The Big Wedding is a big mess. First clue: all-star cast. Second clue: gratuitous f-bombs and a few seconds of nudity designed to clinch an R rating. Third clue: a contract required by Lionsgate, insuring that I will reveal nothing about the movie before 9:00 p.m. CDT on April 25 and will share no spoilers ever.

There are some laughs, to be sure, in The Big Wedding, though not as many as one might hope for. The set-up: Robert DeNiro and Diane Keaton are exes. Susan Sarandon is DeNiro’s girlfriend. Adopted son is about to get married. Son’s bio-mom from Colombia is strict Catholic who doesn’t believe in divorce, so son asks DeNiro and Keaton to pretend they’re still wed while bio-mom is visiting. Hey, successful film and TV comedies have been built around flimsier situations.

The bride (Amanda Seyfried), her parents, other extended family and even the priest (Robin Williams) provide additional sub-set-ups. In most cases, you can figure out exactly what’s going to happen.

Apparently Topher Grace is now out of the witness protection program or rehab or wherever he’s been. He plays DeNiro/Keaton’s son who receives a dinner table sexual favor in a scene that was much funnier eight years ago in Wedding Crashers. Katherine Heigl, whose ’09 movie The Ugly Truth similarly ramped up the raunch, rendering an R-rated romcom, plays Topher’s sad sister.

The Big Wedding provides a modest amount of amusement. It runs just 90 minutes which means, with 20 minutes of trailers beforehand, you’ll barely have time to finish that mondo-size box of Raisinets.

The cumulative star power of a movie like The Big Wedding (and various Garry Marshall holiday-related films) actually can, I believe, make such a movie more bearable. On the other hand, if you go because you particularly like one individual star in the cast, you will inevitably be disappointed because your favorite has to share his or her screen time with so many others.

And maybe the R rated content will please many who tire of formulaic PG-13 romantic comedy fare that toes the line.

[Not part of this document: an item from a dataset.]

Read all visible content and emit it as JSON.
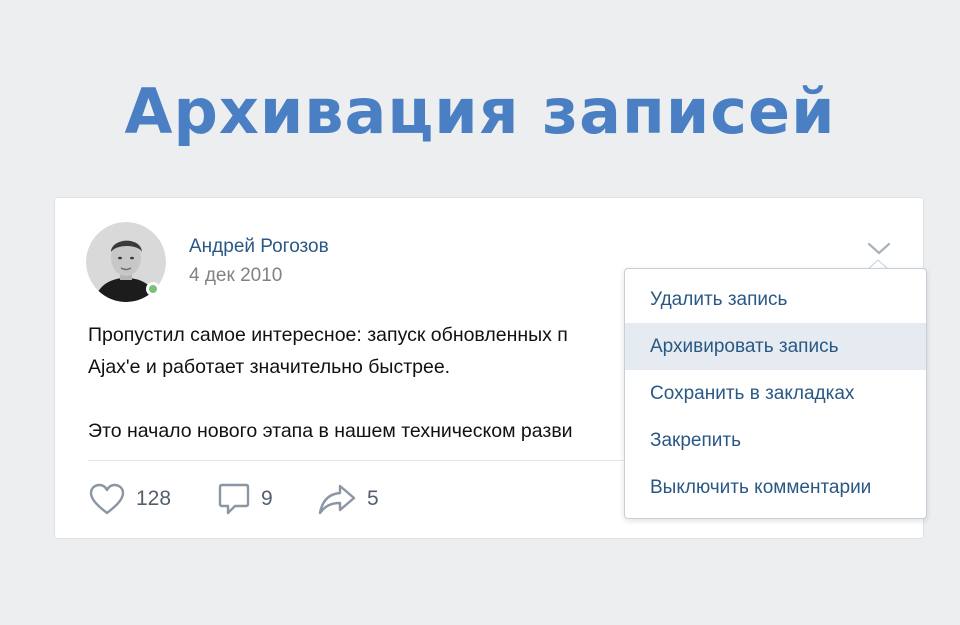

In a world with HBO and Showtime original content dialing up the sex/language quotient, The Big Wedding could be right on the money with its f-bombs and bare butt. But I don’t think so.

(Special note to the Lionsgate legal team vetting this review for spoilers: I’m flattered that you care! Reminder: If you were required to watch this mess, that’s 1.5 billable hours!)

 

 

Silver Linings Playbook

“Silver Linings Playbook” has it all: love, laughter, tears, mental illness, football, dancing and gambling. It more than lives up to its advance buzz. The story, the characters and the telling of the story are all compelling. Go see this movie!

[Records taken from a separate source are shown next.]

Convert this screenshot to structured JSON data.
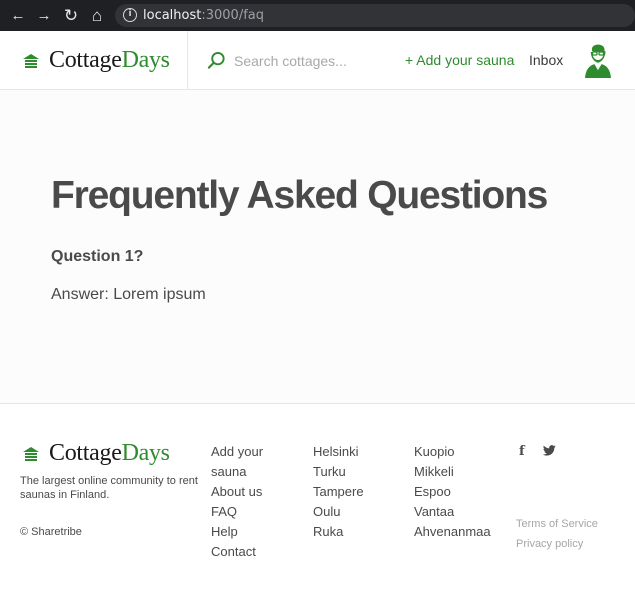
{
  "browser": {
    "url_host": "localhost",
    "url_path": ":3000/faq",
    "back_glyph": "←",
    "forward_glyph": "→",
    "reload_glyph": "↻",
    "home_glyph": "⌂",
    "info_glyph": "i"
  },
  "header": {
    "logo_text_1": "Cottage",
    "logo_text_2": "Days",
    "search_placeholder": "Search cottages...",
    "add_sauna_label": "+ Add your sauna",
    "inbox_label": "Inbox"
  },
  "main": {
    "title": "Frequently Asked Questions",
    "question": "Question 1?",
    "answer": "Answer: Lorem ipsum"
  },
  "footer": {
    "logo_text_1": "Cottage",
    "logo_text_2": "Days",
    "description": "The largest online community to rent saunas in Finland.",
    "copyright": "© Sharetribe",
    "col1": [
      "Add your sauna",
      "About us",
      "FAQ",
      "Help",
      "Contact"
    ],
    "col2": [
      "Helsinki",
      "Turku",
      "Tampere",
      "Oulu",
      "Ruka"
    ],
    "col3": [
      "Kuopio",
      "Mikkeli",
      "Espoo",
      "Vantaa",
      "Ahvenanmaa"
    ],
    "facebook_glyph": "f",
    "twitter_glyph": "🐦",
    "terms": "Terms of Service",
    "privacy": "Privacy policy"
  },
  "colors": {
    "brand_green": "#2e8b2e",
    "text": "#4a4a4a",
    "browser_bar": "#1f2023"
  }
}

Bradley Cooper plays Patrick, a man who’s just spent several months in a mental health treatment center after severely injuring his wife’s lover. For now, he’s staying with his folks. He still loves his wife but can’t see her, due to a restraining order. A friend invites him over for dinner where he meets a young widow, Tiffany, played by Jennifer Lawrence.

Tiffany also has mental health issues. Following her husband’s death, she received therapy and medications. She and Patrick become friends and she asks him to be her partner in a dance competition.

Meanwhile, Patrick’s dad, played by Robert DeNiro, is revealed to have anger issues of his own—he’s been permanently banned from Philadelphia Eagles home games for fighting in the stands. Dad is a guy who’s lost his job and has turned to bookmaking to get by.

The interaction between these characters and others in the film will break your heart one minute and make you laugh out loud the next. David O. Russell wrote the script and directed the movie. He directed 2010’s wonderful “The Fighter,” which was notable for similar family dynamics. (“SLP” is set in suburban Philly, while “The Fighter” was set in Lowell, Massachusetts.)

The resolution of “Silver Linings Playbook” is satisfying for many reasons, which I dare not reveal here. Just go see this movie!

Sadly, a TV spot for the movie reveals one of the film’s key turning points. I hate when that happens. I encourage you to avoid any TV ads or online trailers before you see “SLP.”

“Silver Linings Playbook” is among this year’s best. Expect award nominations for Cooper and Lawrence and maybe DeNiro. Russell should get a nom for best adapted script and, possibly, best director. Best picture? It should make that list, too.